New Delhi, Oct 13 : Public sector banks having fund exposure to the bankrupt real estate firm HDIL may have to classify the loans given to it as non-performing assets (NPA or bad loans) under the RBI norms, make provisions for them and report these to the exchanges, according to official sources here.
So far, the Reserve Bank of India (RBI) has not given any directions in this regard as fund exposure of individual banks are their autonomous commercial decisions even when an account has gone default and the promoter of the defaulting company is arrested.
The sources, however, said that RBI norms on NPA classifications and provisionin are clear and public sector banks (PSBs) must know when to implement these.
Though PSBs are yet to reveal their exposures in HDIL, the real estate firm”s annual report says it has a debt of Rs 1,500 crore and mentions Allahabad Bank, Andhra Bank, Bank of India, UCO Bank, Union Bank of India, Central Bank of India, LIC and IDBI Bank among its lenders.

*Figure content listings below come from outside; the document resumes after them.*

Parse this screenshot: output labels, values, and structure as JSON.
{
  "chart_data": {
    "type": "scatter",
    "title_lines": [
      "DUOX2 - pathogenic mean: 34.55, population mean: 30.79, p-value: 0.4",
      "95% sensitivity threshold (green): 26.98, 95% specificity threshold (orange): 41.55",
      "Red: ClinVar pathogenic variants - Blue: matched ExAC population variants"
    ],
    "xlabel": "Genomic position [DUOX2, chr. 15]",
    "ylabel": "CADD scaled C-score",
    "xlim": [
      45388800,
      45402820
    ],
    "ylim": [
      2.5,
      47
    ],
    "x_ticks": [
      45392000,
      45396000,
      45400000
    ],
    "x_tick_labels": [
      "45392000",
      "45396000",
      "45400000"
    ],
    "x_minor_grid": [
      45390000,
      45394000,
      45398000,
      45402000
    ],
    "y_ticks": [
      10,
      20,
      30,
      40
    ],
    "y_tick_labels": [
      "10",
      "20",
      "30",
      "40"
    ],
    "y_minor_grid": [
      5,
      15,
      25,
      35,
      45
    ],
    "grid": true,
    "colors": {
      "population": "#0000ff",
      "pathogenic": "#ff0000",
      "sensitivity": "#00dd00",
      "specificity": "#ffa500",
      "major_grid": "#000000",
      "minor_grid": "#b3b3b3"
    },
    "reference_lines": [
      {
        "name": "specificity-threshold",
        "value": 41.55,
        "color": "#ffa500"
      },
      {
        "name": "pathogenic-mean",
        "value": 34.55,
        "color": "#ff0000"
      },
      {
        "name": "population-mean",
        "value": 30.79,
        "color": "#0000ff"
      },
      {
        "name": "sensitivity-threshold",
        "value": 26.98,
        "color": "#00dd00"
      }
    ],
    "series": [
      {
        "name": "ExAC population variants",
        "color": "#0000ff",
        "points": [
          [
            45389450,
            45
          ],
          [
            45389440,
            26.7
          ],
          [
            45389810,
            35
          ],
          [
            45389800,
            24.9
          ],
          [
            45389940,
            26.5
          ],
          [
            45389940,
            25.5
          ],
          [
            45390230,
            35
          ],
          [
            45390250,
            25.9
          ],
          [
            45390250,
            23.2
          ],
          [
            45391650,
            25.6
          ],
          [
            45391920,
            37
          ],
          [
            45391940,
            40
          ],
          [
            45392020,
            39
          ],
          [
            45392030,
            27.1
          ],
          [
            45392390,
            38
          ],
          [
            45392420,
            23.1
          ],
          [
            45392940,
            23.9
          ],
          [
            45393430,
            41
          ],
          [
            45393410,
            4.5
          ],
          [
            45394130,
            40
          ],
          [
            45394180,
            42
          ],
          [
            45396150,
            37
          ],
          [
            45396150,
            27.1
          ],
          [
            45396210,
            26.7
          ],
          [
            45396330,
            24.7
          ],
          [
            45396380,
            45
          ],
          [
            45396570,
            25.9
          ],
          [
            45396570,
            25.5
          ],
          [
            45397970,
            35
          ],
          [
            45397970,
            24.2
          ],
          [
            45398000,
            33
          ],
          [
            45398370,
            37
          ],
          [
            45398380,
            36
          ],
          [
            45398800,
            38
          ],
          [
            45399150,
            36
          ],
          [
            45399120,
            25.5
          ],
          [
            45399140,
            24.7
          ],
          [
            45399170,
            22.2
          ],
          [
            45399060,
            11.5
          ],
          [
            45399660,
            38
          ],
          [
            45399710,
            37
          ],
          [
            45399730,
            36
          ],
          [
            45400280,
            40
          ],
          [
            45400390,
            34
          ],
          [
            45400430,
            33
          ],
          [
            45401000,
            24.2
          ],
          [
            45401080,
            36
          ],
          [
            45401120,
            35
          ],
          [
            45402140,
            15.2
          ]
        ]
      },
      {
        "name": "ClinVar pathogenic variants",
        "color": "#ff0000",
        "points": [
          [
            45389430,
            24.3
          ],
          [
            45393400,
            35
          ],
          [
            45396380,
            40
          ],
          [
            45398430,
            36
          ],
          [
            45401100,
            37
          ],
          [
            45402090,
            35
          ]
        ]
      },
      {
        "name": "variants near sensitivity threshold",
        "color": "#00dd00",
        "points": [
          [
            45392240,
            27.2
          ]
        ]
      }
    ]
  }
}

Some private banks are also believed to have lent to HDIL and the loans were raised by the company on the personal guarantee of the Chairman and MD, who has been arrested.
Last week, Mumbai Police arrested HDIL directors, Rakesh Wadhawan and his son Sarang Wadhawan, in relation to the Rs 4,355-crore fraud at the Punjab and Maharashtra Cooperative (PMC) Bank .
The RBI guidelines on NPAs state mandates lenders to start the resolution process even if there was a one-day default.
HDIL is currently in default with various banks and Bank of India had taken the real estate firm to the National Company Law Tribunal (NCLT) for recovering dues of Rs 522 crore before the alleged role of HDIL in the Punjab and Maharashtra Cooperative Bank fradulent deals came to light. The case is currently under insolvency and Bankruptcy Code (IBC).
According to an official source, multiple investigative agencies probing the company also limits the recovery prospects for banks of their loans to HDIL as it limits their rights to the assets of the defaulting company.
On the impact of the concurrent processes of the NCLT and the Enforcement Directorate (ED) on banks recovering their loans, disputes practitioner and Partner at Khaitan and Company, Diwakar Maheshwari, said: “NCLT’s mandate under the insolvency law is to judicially determine the aspect of default on part of the debtor to its financial creditors. Any antecedent wrongdoing amounting to attracting any criminal proceedings is the exclusive domain of the respective agency, be it CBI, ED and SFIO or NCLT, does not seem to have much of a say in this aspect under the insolvency law”.
“It is imperative to have a high degree of coherence between the various independent investigating bodies and the judicial process under the insolvency law to obviate any inter se conflict of interest. This can largely be achieved either by legislative guidance or by judicial determination,” he added.
Regarding the duty of banks to provide details to exchanges on their amount of dues pending, Maheshwari said that “banks should completely adhere to all its reporting requirements mandated by law as breaching of the same has severe legal consequences”.